Everyone should wish Germany well in its great experiment in renewable energy.
The daughter of an East German pastor, the German chancellor Angela Merkel owes her political career to the peaceful revolution of autumn 1989 — die Wende (the turnaround) — that led to Germany’s reunification. And she may well be remembered for another turning point in the nation’s post-war history — die Energiewende.
Merkel has long been a driving force behind efforts to tackle global warming. The Energiewende, Germany’s solo effort to radically shift its economy to one dominated by renewable sources of energy, is a pragmatic alternative to the largely fruitless efforts of international climate-change diplomacy. If the country’s do-it-yourself tactics bear fruit, it would be cause for renewed optimism in the fight against anthropogenic climate change.
As we report on page 156, Germany aims by mid-century to produce at least 80% of its electricity, and more than half of the energy it needs for heating, from renewable energy sources such as sunlight and wind.

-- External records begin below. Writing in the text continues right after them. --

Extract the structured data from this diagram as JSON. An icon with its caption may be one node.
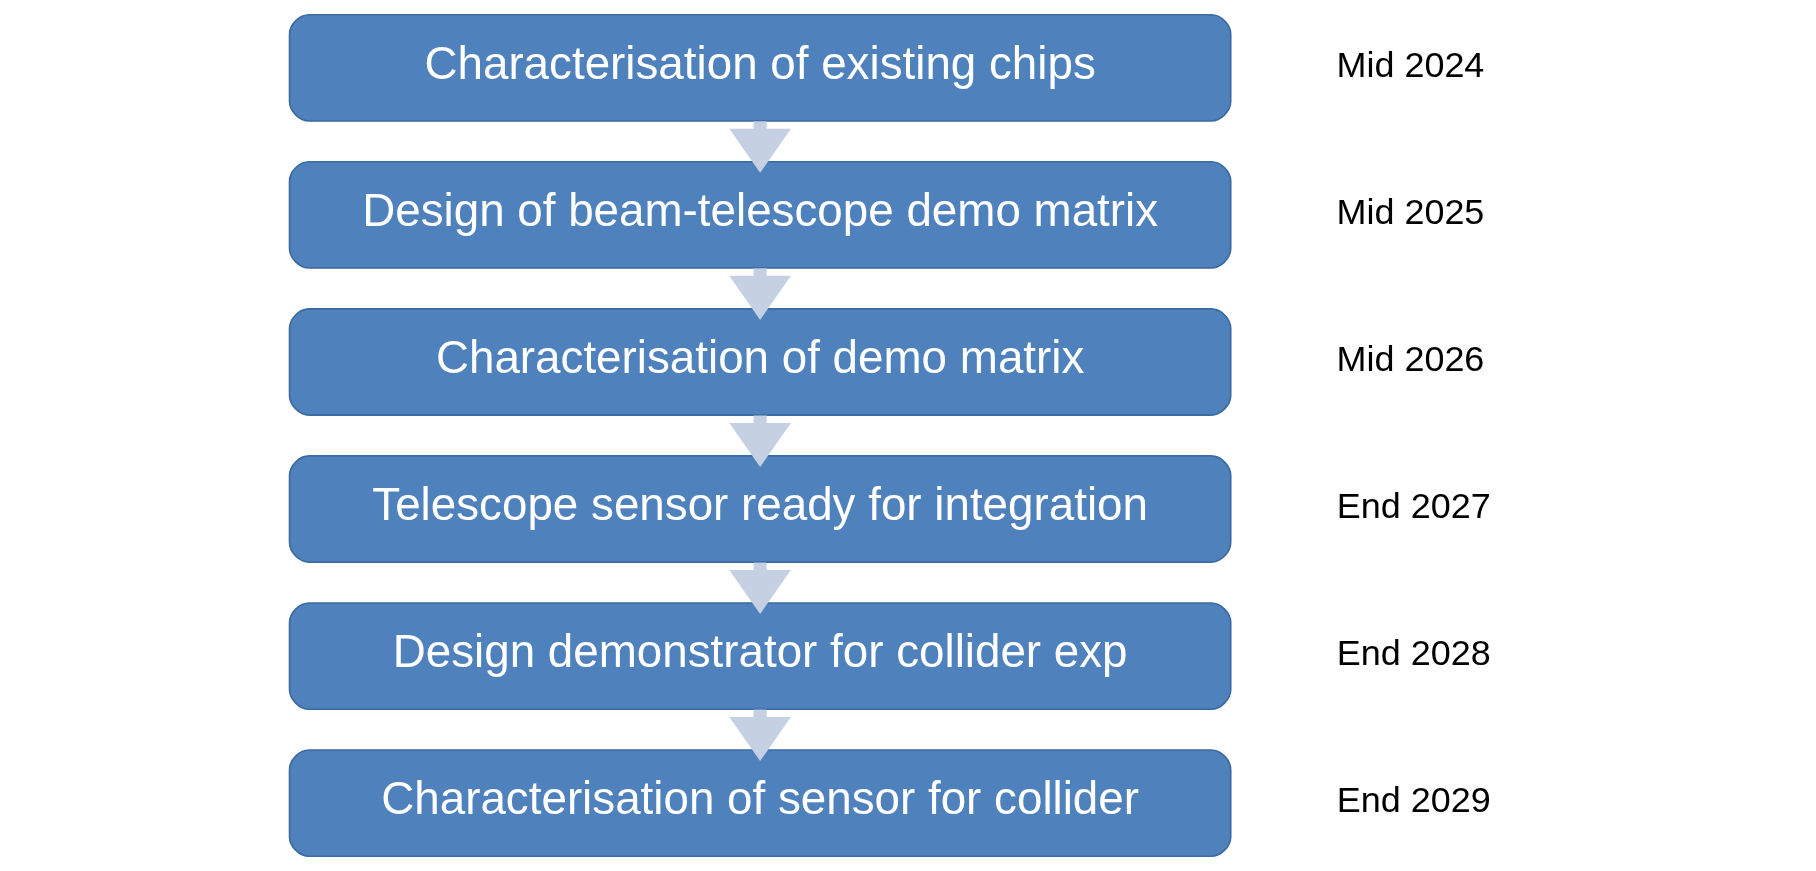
{
  "diagram": {
    "nodes": [
      {
        "text": [
          "Characterisation of existing chips"
        ],
        "beside": [
          "Mid 2024"
        ]
      },
      {
        "text": [
          "Design of beam-telescope demo matrix"
        ],
        "beside": [
          "Mid 2025"
        ]
      },
      {
        "text": [
          "Characterisation of demo matrix"
        ],
        "beside": [
          "Mid 2026"
        ]
      },
      {
        "text": [
          "Telescope sensor ready for integration"
        ],
        "beside": [
          "End 2027"
        ]
      },
      {
        "text": [
          "Design demonstrator for collider exp"
        ],
        "beside": [
          "End 2028"
        ]
      },
      {
        "text": [
          "Characterisation of sensor for collider"
        ],
        "beside": [
          "End 2029"
        ]
      }
    ],
    "edges": [
      {
        "from": 0,
        "to": 1,
        "arrow": "to"
      },
      {
        "from": 1,
        "to": 2,
        "arrow": "to"
      },
      {
        "from": 2,
        "to": 3,
        "arrow": "to"
      },
      {
        "from": 3,
        "to": 4,
        "arrow": "to"
      },
      {
        "from": 4,
        "to": 5,
        "arrow": "to"
      }
    ]
  }
}
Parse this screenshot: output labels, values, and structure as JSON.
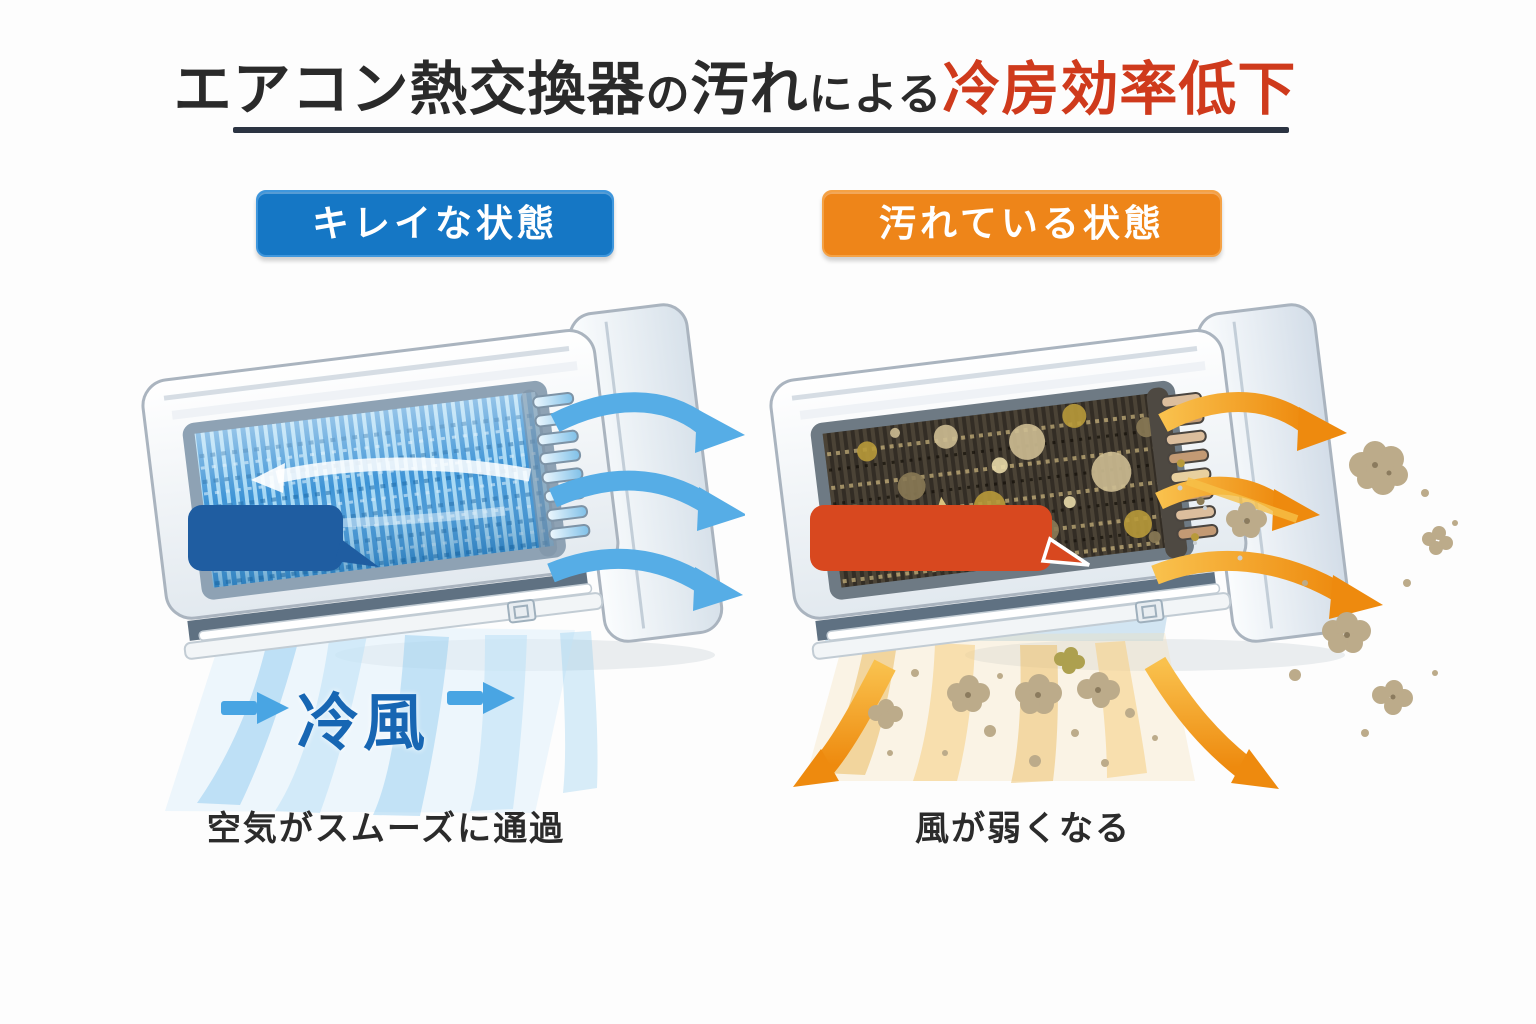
{
  "background_color": "#ffffff",
  "title": {
    "segment_black_1": "エアコン熱交換器",
    "segment_black_small_1": "の",
    "segment_black_2": "汚れ",
    "segment_black_small_2": "による",
    "segment_red": "冷房効率低下",
    "black_color": "#2a2a2a",
    "red_color": "#cf3a1c",
    "underline_color": "#2b3442"
  },
  "clean_panel": {
    "badge_label": "キレイな状態",
    "badge_color": "#1577c5",
    "badge_text_color": "#ffffff",
    "airflow_label": "冷風",
    "airflow_label_color": "#1766b3",
    "caption": "空気がスムーズに通過",
    "arrow_color": "#56ade6",
    "coil_color": "#3e94d6",
    "bubble_color": "#1f5da1"
  },
  "dirty_panel": {
    "badge_label": "汚れている状態",
    "badge_color": "#ee8519",
    "badge_text_color": "#ffffff",
    "caption": "風が弱くなる",
    "arrow_color": "#f0941a",
    "coil_color": "#38322a",
    "mold_colors": [
      "#b89a3a",
      "#cdbd92",
      "#8a7a55"
    ],
    "dust_color": "#bcab8a",
    "bubble_color": "#d8481f"
  },
  "caption_color": "#2b2b2b"
}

Thousands of scientists and engineers are developing the power-storage and transmission technologies required to accommodate tomorrow’s fluctuating energy sources. The task is enormous. Nevertheless, given the growth rate of renewable energies in recent years — and the high level of public acceptance of the policy — the goals could be achieved even earlier than planned.
In the public’s perception, the Energiewende has less to do with global warming than it has with the nuclear disaster at Fukushima in Japan two years ago, which accelerated the proposed phase-out of nuclear power in Germany. In fact, the closure of eight nuclear power plants has made Germany — at least temporarily — more dependent on coal, which will make near-term reduction targets for greenhouse-gas emissions harder to achieve.
The German effort is no less impressive for all that. Merkel and the German public are displaying admirable courage in turning the country into a laboratory for energy policies (and technologies) which could become models for many industrialized countries. That the nation is running this costly and risky self-experiment against the background of a European arch financial crisis should stand as an enduring testament to Merkel’s leadership.
Germany, with its population of some 80 million, is an ideal test ground. The country can afford the Energiewende — which some commentators estimate will cost more than €1 trillion (US$1.3 trillion) — because its economy is doing well. And the country is large and diverse enough — economically, geographically and socially — to make the outcome of the great experiment relevant to the rest of the world.
Merkel and the German public are displaying admirable courage in turning the country into a laboratory for energy policies.
If German’s transition to cleaner energy succeeds, then the country will have learned scientific, technical and economic lessons that it will take to the market place and that will solidify its leadership in green technologies. Countries that might eye the German plans with some scepticism now could eventually build on these technologies when they start to reshape their own energy systems.
If the Energiewendefounders, however, it will send out a very negative message. Sceptics worldwide will argue that if Germany can’t make it work, then nobody can. It is crucial, therefore, that Germany maintains its chosen path through whatever storms may come and even if moans about high electricity prices become more audible.
Ultimately, any truly green economy must include all economic sectors. The Energiewende will not be complete without a new approach to transport. It took generous incentives to convince millions of German homeowners to invest in expensive (and aesthetically debatable) rooftop solar panels. Convincing Germans — or any other nation — to switch to battery-driven or electric cars will be even harder. Without incentives for car makers to produce those cars, and for motorists to buy them, it will not happen. But as seen in the rush for the ‘cash for clunkers’ bonus (as part of the economic stimulus of 2009 the German government paid car owners a €2,500 premium to exchange a car more than nine years old for a new one), such incentives can mobilize massive behavioural change. An effective green-car programme, backed by investment in the necessary infrastructure, would be an unmistakable signpost on the road to the post-fossil-fuel age — and not only in Germany.